Study Aims to Identify Ways of Reducing Unnecessary Acute Hospital Admissions and Related Costs
A collaborative study led by the Peninsula College of Medicine and Dentistry (PCMD), Plymouth University, at acute admissions sites within four hospitals in the Westcountry, is the first that aims to identify how decisions are made and clinical experience is used to minimise the number of unnecessary acute admissions to hospital, with a view to making recommendations for best practice and cost savings across the NHS and beyond.
The study has received funding of £429,000 from the National Institute for Health Research (NIHR) Health Services & Delivery Research programme and will run for 24 months. It is also supported by the NIHR Peninsula Collaboration for Leadership in Applied Health Research and Care (PenCLAHRC).
It is estimated that between six and 20 per cent of emergency medical admissions in the UK could be avoided. Unnecessary admissions are expensive, make inefficient use of the time of medical staff and do not address the needs of the patient – indeed, they can often lead to unwarranted distress.
The research team from PCMD, Plymouth University, the University of the West of England, and the Universities of Bristol and Exeter, will work with acute admissions teams at hospitals in Bath, Exeter, Gloucester and Plymouth.
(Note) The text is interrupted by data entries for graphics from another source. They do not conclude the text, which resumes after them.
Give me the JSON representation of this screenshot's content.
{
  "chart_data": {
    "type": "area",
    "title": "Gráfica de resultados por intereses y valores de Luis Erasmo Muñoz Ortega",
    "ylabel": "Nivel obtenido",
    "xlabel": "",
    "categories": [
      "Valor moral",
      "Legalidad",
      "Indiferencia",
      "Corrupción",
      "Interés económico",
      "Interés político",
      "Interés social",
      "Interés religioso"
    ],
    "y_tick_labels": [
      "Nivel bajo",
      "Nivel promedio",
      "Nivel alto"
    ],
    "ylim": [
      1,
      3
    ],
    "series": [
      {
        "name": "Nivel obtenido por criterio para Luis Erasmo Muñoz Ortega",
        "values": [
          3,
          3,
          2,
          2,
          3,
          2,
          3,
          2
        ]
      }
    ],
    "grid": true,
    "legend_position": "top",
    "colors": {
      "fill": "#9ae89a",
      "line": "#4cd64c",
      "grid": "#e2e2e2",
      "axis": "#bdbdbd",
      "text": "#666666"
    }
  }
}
The research project will include an analysis of wider health care systems, including care pathways, the role of clinical teams, governance and commissioning. The research team will interview lead clinicians and managers, model patient pathways, and estimate associated costs.
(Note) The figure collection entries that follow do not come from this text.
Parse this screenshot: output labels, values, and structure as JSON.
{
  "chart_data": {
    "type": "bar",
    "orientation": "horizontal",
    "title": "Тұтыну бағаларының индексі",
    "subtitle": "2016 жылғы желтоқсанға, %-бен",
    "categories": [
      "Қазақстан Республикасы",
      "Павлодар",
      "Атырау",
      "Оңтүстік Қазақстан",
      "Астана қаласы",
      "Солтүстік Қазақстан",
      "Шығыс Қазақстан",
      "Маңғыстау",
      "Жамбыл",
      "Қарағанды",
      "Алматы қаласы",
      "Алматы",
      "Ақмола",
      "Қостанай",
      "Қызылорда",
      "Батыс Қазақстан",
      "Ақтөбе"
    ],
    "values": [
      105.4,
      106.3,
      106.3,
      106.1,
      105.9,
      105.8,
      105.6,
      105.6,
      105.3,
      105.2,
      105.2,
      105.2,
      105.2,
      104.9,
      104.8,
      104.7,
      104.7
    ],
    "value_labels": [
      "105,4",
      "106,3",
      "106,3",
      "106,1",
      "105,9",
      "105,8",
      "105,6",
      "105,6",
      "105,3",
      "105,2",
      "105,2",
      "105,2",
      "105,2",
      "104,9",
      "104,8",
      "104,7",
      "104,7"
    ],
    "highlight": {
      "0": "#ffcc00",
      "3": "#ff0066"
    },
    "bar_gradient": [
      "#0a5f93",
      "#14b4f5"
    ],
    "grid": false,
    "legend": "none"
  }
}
It is hoped that the project will address a paucity of research on the variability of hospital acute admission policies both in place and being developed. Analysis of the results of this research project will help to form recommendations for best practice.
The research team is led by Professor Christian Gericke, Professor of Public Health, PCMD, Deputy Director, NIHR PenCLAHRC and honorary consultant neurologist at South Devon Healthcare NHS Foundation Trust. He said: “Our research has the potential to improve acute admission services nationwide, make best use of clinical professional skills and expertise and, most importantly, make suggestions for changes to policy that will have direct benefit to patients. We are grateful to our colleagues in Bath, Bristol, Exeter, Gloucester and Plymouth for their collaboration on this project.”